Magnifiquement précédé d’un single groovy/world, Easy girls, qui en dit long, musicalement parlant, sur l’évolution du groupe depuis Zig zague en 1994, Trabendo se révèle être sans aucun doute le meilleur des six albums des Négresses Vertes en plus de dix ans de carrière discographique. Depuis 1991 et leur tube, Sous le soleil de Bodega, après le succès international de Zobi la mouche et Voilà l’été, les Négresses Vertes ont une réputation de groupe rigolo aux rythmes latinos, au chant ensoleillé et aux couleurs cuivrées de trompette et trombone. Seulement, le groupe a subi la perte précipitée de son leader Elno et a fait le choix de rester silencieux depuis Zig zague au succès mitigé parce qu’au contenu un tantinet en deçà de ce que l’on attendait de lui. Deux ans d’attente avant que les Négresses débarquent à nouveaux pour nous offrir le double album live Green bus en 1996, sorte de somme de leur travail avec le folklore scénique qui allait avec.

Aujourd’hui, Mellino, Canavese, Ochowiak, Iza et Paulus nous reviennent avec une nouvelle direction musicale, de nouvelles couleurs sonores et une autre maturité dans les textes. Moins de franches rigolades au profit d’une profondeur déjà présente sur Zig zague. Et surtout, une nouvelle manière de travailler : en laissant la musique en suspens avant d’entrer en studio -c’est-à-dire avec des morceaux ouverts à toute possibilité musicale comme ils l’avaient fait sur les 10 Remixes en 1993-, les Négresses Vertes se sont laissées porter par un plus important travail d’habillage de leurs chansons.
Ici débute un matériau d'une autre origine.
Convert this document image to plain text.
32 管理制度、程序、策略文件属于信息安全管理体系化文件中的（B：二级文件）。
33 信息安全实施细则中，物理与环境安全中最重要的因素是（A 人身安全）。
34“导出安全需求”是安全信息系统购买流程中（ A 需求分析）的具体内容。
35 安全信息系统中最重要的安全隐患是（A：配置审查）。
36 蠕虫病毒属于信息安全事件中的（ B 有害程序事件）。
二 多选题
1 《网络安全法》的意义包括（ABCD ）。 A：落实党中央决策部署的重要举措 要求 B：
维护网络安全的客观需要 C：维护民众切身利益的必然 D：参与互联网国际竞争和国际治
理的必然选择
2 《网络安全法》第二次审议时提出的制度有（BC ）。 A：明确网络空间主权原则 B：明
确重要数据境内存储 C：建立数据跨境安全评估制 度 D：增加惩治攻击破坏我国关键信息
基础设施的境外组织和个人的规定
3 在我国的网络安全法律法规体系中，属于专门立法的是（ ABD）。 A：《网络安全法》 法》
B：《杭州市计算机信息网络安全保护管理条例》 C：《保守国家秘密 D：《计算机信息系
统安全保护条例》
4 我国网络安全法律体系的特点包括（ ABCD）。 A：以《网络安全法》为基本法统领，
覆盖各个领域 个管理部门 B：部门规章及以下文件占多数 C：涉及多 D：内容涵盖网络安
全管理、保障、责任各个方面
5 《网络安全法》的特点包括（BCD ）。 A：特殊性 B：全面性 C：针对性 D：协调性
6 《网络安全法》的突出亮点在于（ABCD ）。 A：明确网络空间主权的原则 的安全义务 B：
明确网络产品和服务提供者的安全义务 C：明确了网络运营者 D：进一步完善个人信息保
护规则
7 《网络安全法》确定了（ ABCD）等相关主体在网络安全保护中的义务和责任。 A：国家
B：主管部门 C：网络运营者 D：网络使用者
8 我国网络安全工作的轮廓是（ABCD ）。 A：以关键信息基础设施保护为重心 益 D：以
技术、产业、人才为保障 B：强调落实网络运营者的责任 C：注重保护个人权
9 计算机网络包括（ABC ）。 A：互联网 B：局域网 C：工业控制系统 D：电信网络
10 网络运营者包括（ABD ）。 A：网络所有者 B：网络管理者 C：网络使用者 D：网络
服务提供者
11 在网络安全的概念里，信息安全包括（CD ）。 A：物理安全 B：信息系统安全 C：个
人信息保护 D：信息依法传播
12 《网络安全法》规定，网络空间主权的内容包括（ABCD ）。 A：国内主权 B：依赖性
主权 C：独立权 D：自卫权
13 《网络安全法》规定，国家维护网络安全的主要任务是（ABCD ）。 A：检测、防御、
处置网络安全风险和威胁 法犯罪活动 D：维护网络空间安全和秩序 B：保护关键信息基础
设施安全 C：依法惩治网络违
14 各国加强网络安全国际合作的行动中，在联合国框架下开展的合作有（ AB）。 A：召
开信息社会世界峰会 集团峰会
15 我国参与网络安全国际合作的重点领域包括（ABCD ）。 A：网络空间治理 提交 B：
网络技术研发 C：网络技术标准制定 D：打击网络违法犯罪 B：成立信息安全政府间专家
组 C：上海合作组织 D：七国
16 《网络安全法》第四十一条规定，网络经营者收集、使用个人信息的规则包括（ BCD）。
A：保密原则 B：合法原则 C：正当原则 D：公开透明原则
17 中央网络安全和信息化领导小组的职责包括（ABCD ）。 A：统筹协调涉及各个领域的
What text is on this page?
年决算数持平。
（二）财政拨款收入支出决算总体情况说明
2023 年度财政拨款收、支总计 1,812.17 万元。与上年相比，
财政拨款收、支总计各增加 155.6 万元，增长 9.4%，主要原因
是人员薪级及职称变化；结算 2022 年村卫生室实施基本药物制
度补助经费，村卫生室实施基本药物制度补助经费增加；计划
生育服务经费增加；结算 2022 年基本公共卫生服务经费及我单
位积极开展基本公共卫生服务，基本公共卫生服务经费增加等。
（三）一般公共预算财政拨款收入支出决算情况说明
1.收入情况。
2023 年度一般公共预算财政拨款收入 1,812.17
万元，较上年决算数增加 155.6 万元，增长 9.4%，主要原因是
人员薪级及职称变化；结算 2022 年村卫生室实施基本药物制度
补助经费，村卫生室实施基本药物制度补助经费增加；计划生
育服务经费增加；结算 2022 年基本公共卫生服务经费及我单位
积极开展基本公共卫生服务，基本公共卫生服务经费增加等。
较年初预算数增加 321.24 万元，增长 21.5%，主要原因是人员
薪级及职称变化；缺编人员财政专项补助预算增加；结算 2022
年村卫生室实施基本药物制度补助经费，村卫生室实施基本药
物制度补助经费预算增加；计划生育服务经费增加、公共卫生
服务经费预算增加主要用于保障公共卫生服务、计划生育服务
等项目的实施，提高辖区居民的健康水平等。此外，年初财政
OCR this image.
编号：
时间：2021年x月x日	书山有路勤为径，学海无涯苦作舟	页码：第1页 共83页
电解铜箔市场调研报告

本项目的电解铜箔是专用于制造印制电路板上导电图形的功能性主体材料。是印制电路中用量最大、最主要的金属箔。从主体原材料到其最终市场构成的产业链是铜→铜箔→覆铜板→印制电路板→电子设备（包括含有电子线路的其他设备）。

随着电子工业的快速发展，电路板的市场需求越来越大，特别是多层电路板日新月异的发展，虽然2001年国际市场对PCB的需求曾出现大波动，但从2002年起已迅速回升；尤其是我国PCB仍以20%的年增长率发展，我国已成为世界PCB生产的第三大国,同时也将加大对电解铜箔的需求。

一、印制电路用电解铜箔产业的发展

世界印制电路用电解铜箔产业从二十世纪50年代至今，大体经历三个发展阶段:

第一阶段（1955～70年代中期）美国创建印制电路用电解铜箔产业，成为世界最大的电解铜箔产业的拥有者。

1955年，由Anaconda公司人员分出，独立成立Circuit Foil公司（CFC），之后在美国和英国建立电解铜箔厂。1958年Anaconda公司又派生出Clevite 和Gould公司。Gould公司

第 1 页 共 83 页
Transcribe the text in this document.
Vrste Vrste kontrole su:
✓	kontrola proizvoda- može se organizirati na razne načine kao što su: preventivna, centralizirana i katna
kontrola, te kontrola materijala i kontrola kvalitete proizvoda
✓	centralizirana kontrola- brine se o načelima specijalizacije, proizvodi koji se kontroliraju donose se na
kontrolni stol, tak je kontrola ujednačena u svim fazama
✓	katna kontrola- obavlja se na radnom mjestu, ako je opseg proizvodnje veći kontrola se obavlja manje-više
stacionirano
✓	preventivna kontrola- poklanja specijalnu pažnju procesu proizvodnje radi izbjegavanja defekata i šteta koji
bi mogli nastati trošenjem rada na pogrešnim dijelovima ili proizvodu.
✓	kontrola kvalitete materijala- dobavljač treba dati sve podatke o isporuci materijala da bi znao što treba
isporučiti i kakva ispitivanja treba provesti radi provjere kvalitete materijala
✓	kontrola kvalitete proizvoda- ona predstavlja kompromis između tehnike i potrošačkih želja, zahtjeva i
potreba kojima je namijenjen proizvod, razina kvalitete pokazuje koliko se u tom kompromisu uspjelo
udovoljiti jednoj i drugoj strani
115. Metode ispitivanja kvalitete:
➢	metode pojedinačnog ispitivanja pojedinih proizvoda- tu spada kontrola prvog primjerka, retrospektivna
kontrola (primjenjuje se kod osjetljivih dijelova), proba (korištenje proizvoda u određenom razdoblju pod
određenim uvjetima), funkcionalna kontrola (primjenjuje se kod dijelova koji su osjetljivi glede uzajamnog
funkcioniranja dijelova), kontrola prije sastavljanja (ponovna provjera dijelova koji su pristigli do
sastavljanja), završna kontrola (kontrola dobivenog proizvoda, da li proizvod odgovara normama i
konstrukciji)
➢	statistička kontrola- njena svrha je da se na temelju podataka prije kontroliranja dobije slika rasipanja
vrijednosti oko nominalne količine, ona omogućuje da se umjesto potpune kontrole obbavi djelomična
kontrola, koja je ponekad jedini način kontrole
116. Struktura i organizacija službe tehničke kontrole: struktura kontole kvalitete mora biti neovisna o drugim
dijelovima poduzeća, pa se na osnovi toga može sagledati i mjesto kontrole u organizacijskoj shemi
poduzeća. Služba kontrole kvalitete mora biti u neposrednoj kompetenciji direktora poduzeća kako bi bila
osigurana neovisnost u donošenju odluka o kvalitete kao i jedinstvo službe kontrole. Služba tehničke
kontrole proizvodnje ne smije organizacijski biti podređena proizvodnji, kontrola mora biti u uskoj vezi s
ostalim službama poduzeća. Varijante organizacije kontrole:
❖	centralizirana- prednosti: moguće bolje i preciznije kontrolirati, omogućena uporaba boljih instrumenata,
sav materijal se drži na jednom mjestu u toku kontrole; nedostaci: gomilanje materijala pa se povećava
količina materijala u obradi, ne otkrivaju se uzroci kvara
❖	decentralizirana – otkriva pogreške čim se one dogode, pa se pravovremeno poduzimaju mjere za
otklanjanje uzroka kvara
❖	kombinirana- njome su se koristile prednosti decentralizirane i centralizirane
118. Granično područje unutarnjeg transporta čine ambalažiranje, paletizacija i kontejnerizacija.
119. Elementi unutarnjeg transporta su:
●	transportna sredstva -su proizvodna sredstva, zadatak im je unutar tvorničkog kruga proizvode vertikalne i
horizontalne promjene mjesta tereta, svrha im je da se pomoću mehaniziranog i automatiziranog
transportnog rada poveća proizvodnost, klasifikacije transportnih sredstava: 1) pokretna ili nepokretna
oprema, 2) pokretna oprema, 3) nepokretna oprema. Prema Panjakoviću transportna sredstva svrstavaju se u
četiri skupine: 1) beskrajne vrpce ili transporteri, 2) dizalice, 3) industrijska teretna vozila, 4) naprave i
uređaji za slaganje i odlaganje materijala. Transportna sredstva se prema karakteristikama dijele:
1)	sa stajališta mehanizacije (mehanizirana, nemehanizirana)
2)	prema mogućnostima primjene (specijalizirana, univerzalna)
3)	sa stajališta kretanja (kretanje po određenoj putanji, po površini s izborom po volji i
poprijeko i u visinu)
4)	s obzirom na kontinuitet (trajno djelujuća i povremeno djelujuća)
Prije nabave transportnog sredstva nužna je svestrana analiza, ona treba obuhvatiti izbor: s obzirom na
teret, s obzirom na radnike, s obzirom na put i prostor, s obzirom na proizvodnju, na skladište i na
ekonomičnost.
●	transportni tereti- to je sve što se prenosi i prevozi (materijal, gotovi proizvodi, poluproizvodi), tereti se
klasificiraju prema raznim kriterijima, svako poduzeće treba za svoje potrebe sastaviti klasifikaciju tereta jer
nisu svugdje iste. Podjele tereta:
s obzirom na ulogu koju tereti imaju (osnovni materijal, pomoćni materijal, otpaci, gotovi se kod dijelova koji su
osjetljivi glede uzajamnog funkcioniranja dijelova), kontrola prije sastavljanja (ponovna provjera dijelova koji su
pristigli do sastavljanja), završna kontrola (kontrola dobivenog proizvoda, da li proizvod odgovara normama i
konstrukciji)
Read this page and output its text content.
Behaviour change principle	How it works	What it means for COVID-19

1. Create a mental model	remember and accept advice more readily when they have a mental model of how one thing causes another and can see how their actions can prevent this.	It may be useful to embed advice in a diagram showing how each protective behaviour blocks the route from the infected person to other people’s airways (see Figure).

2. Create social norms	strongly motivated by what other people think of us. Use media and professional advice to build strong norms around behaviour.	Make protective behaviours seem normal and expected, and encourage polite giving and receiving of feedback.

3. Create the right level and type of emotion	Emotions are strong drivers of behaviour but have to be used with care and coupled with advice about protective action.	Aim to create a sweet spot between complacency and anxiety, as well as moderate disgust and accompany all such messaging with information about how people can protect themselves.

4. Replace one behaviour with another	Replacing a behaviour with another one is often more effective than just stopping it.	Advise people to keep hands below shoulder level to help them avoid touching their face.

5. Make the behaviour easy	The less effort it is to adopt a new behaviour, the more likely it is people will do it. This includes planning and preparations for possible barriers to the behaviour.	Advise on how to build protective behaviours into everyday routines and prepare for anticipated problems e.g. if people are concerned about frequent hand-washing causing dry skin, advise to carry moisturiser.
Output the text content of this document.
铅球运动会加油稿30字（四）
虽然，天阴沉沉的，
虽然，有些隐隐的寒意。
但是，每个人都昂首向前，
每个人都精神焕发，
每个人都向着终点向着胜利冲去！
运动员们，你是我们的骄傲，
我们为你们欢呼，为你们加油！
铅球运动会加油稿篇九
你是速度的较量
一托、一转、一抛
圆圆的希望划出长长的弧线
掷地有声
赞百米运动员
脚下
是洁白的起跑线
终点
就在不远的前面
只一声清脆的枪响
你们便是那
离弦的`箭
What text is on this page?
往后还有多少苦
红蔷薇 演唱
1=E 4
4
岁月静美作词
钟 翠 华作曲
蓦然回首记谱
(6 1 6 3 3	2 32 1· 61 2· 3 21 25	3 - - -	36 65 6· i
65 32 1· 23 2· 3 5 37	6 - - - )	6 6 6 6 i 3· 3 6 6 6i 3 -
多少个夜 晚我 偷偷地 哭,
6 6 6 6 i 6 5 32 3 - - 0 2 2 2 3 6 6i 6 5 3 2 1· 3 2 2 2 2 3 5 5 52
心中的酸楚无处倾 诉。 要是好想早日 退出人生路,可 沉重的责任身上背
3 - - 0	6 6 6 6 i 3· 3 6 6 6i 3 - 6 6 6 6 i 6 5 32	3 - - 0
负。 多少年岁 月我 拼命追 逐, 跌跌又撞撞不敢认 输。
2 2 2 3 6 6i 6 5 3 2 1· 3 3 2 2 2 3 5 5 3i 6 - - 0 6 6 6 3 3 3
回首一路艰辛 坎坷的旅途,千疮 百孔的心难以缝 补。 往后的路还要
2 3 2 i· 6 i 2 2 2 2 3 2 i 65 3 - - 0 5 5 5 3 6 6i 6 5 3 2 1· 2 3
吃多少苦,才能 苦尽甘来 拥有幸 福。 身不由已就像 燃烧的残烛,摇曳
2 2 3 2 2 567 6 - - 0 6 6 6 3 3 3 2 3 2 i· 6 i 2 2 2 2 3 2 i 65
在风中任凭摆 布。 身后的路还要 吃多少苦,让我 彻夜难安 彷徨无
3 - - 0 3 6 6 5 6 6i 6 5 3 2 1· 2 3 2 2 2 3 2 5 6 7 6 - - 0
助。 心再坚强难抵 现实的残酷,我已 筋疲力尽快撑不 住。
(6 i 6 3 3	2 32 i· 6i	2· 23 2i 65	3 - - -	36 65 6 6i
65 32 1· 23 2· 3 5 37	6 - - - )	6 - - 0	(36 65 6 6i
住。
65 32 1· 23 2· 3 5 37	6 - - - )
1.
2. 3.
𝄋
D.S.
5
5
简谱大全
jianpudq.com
Plus difficile peut-être mais sûrement plus passionnant et enrichissant pour eux comme pour nous. D’autant qu’un des nouveaux rois de la production chic était aux côtés du collectif pour mettre en son les compositions retenues pour ce (seulement) quatrième album studio. Effectivement, grâce à leur reconnaissance dans les pays anglo-saxons, les Négresses n’ont sans doute pas eu de difficulté à motiver Howie B. afin qu’il vienne les épauler dans la mise à plat de leurs maquettes.

Ainsi réuni autour de la console, l’ensemble, qui co-signe la totalité des textes et musiques, a mis le paquet. Tout fonctionne à merveille. L’acoustique chère au groupe (guitares, trompettes bouchées faisant leur apparition dès l’ouverture) est remarquablement mariée à l’électronique du producteur écossais (sons caverneux, lourds sur rythmiques techno drum’n’bass).
On entre donc en Trabendo comme en territoire inconnu (sons passés à l’envers sur rythmiques groovy et trompettes bouchées) malgré la voix de Mellino. C’est seulement le refrain Leïla, Leïla, qui nous renvoie au monde si caractéristique du groupe. On va plus loin avec Les Mégots, au texte magnifique et au riff de cuivres sur fond drum’n’bass. Envie de danser mais aussi d’écouter les paroles surréalistes chantées par un doux filet de voix. L’expérience se renouvelle un peu plus loin avec Chien des ports, Howie B. ne laissant les Négresses dans leur monde méditerranéen que pour la mélancolique Hasta liegar.

Mais tout ceci n’est rien comparé à la beauté des presque neuf minutes sur lesquelles s’étend le superbe Ce pays. Texte considéré du point de vue de l’étranger qui arrive d’un long voyage et musique, en retrait d’abord, qui rend hommage à la quête de ce déraciné. Gros travail de production, le morceau paraît complètement nu, dépouillé. Il grouille en fait de mille sons tous plus beaux les uns que les autres. Ignacius, tout en crescendo concret, Route 99 avec ses cordes en mode mineur et Les Années sans lumière sont de la même trempe.
Trabendo apparaît donc comme une nouvelle direction pour Les Négresses Vertes. Ouverture, expérimentation et maîtrise du sujet, on n’attend plus que quelques fous des remixes nous jettent un regard toujours plus différent sur ces petites perles.